Austin Businesses Persevere Through SXSW Cancellation
By Ryan Chandler
AUSTIN,TX – After the City of Austin cancelled “South by Southwest” on March 6, the city’s service industry was left wondering how to make up for lost income.
The annual music, arts, and business showcase attracts nearly 300,000 attendees from across the globe for a week of speakers, concerts, and bar-hopping, bringing an extra revenue total of over $355 million for the city. Many bartenders, venue owners, and service workers rely on the busy week for a hefty paycheck. Yet, rising concerns amid the spread of the novel coronavirus cancelled hundreds of showcases, music events, and bar specials, and many of the workers who usually benefit the most are reeling.
“I guess [it was] shock, I didn’t think with the amount of time and preparation and money that they would pull out this late,” the general manager of Spiderhouse said. “All the money you were guaranteed… it’s gone. And they are not liable for anything.”

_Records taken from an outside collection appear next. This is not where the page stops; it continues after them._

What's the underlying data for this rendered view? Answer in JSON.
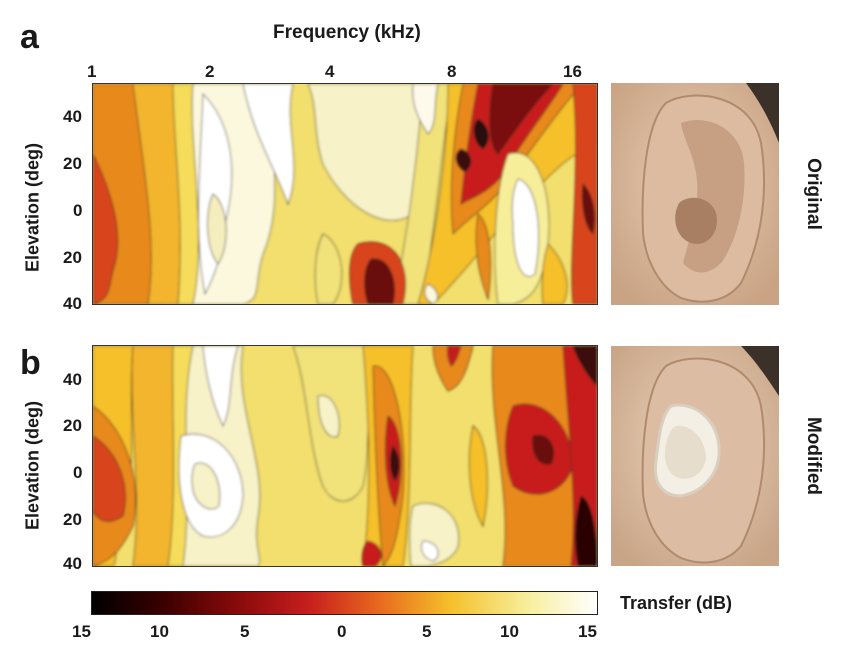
{
  "panels": [
    {
      "letter": "a",
      "side_label": "Original",
      "y_title": "Elevation (deg)",
      "y_ticks": [
        "40",
        "20",
        "0",
        "20",
        "40"
      ]
    },
    {
      "letter": "b",
      "side_label": "Modified",
      "y_title": "Elevation (deg)",
      "y_ticks": [
        "40",
        "20",
        "0",
        "20",
        "40"
      ]
    }
  ],
  "x_axis": {
    "title": "Frequency (kHz)",
    "ticks": [
      "1",
      "2",
      "4",
      "8",
      "16"
    ]
  },
  "colorbar": {
    "label": "Transfer (dB)",
    "ticks": [
      "15",
      "10",
      "5",
      "0",
      "5",
      "10",
      "15"
    ],
    "colors": [
      "#000000",
      "#3a0000",
      "#8a0a0a",
      "#c81e1e",
      "#e86a1e",
      "#f5c02a",
      "#f7ee9a",
      "#ffffff"
    ]
  }
}
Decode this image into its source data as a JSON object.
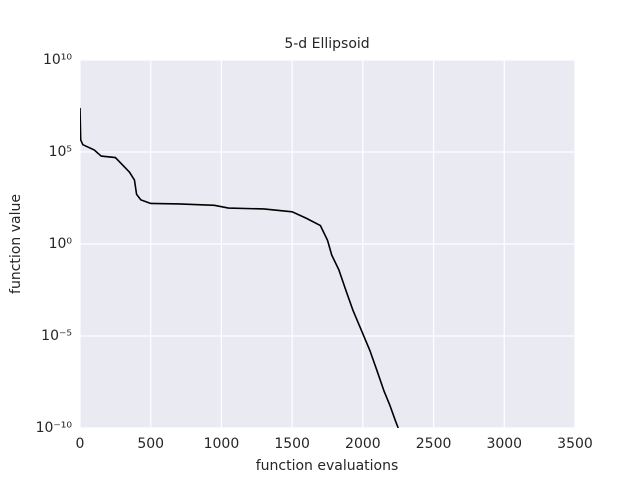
{
  "chart_data": {
    "type": "line",
    "title": "5-d Ellipsoid",
    "x_label": "function evaluations",
    "y_label": "function value",
    "log_y": true,
    "grid": true,
    "background": "#eaeaf2",
    "x": [
      0,
      5,
      20,
      100,
      150,
      250,
      300,
      350,
      385,
      400,
      430,
      500,
      700,
      950,
      1050,
      1300,
      1500,
      1600,
      1700,
      1750,
      1780,
      1830,
      1880,
      1930,
      1990,
      2050,
      2100,
      2150,
      2190,
      2230,
      2250
    ],
    "series": [
      {
        "color": "#000000",
        "values": [
          25000000.0,
          450000.0,
          250000.0,
          130000.0,
          60000.0,
          50000.0,
          20000.0,
          8000.0,
          3000.0,
          500,
          250,
          160,
          150,
          126,
          90,
          80,
          56,
          25,
          10,
          1.6,
          0.25,
          0.04,
          0.003,
          0.00025,
          2e-05,
          1.6e-06,
          1.3e-07,
          1e-08,
          1.8e-09,
          2.5e-10,
          1e-10
        ]
      }
    ],
    "xlim": [
      0,
      3500
    ],
    "xticks": [
      0,
      500,
      1000,
      1500,
      2000,
      2500,
      3000,
      3500
    ],
    "ylim": [
      1e-10,
      10000000000.0
    ],
    "yticks": [
      {
        "value": 1e-10,
        "label": "10⁻¹⁰"
      },
      {
        "value": 1e-05,
        "label": "10⁻⁵"
      },
      {
        "value": 1,
        "label": "10⁰"
      },
      {
        "value": 100000.0,
        "label": "10⁵"
      },
      {
        "value": 10000000000.0,
        "label": "10¹⁰"
      }
    ]
  }
}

Spiderhouse, a bar and concert venue across the street from The University of Texas and a frequent stop for UT students, is still planning to host music events independent of South By Southwest but is worried about decreased traffic during the week. Its workers hope that people still come to Austin for independent events despite the official festival’s cancellation.
Many of the workers on Rainey Street, however, feel that there is a silver lining in losing the official South By Southwest event. They hope that Austin’s independent culture will fill the gap left by the corporations that will no longer participate.
“For the past ten years ‘South By’ has gotten more corporate,” Banger’s Beer Garden manager Tori Nelson said. “So I think seeing people go ‘hey, we’re going to have more bands and try to book more things…’ it seems like people are trying to get together now and try and make it better than what was expected I think.”
Banger’s, for example, is hosting their own alternative called “Bang by Bang Bang.” The staple Rainey Street sausage house and beer garden will feature day long concerts on March 21 and 22 with bands from Austin and all across the country.
“Now more than ever we all need to come together because that guaranteed money is gone,” Banger’s bartender Catherine Mayer said. “We got to support the city… how can we, as a Rainey Street community, get through this? Just have people come out… a lot of beer, a lot of music.”
Note: On March 19, the City of Austin issued an order closing most bars and restaurants and prohibiting all social gatherings of more than ten people. None of the events listed above occurred. This story reflects how these businesses intended to overcome SXSW’s cancellation and is not representative of the reality that the rapidly growing COVID-19 pandemic eventually imposed. As of publication, the venues listed above and all bars in Austin are closed. All residents are under a “Shelter in Place” directive until April 13, 2020 as the number of infected Americans surpasses 200,000.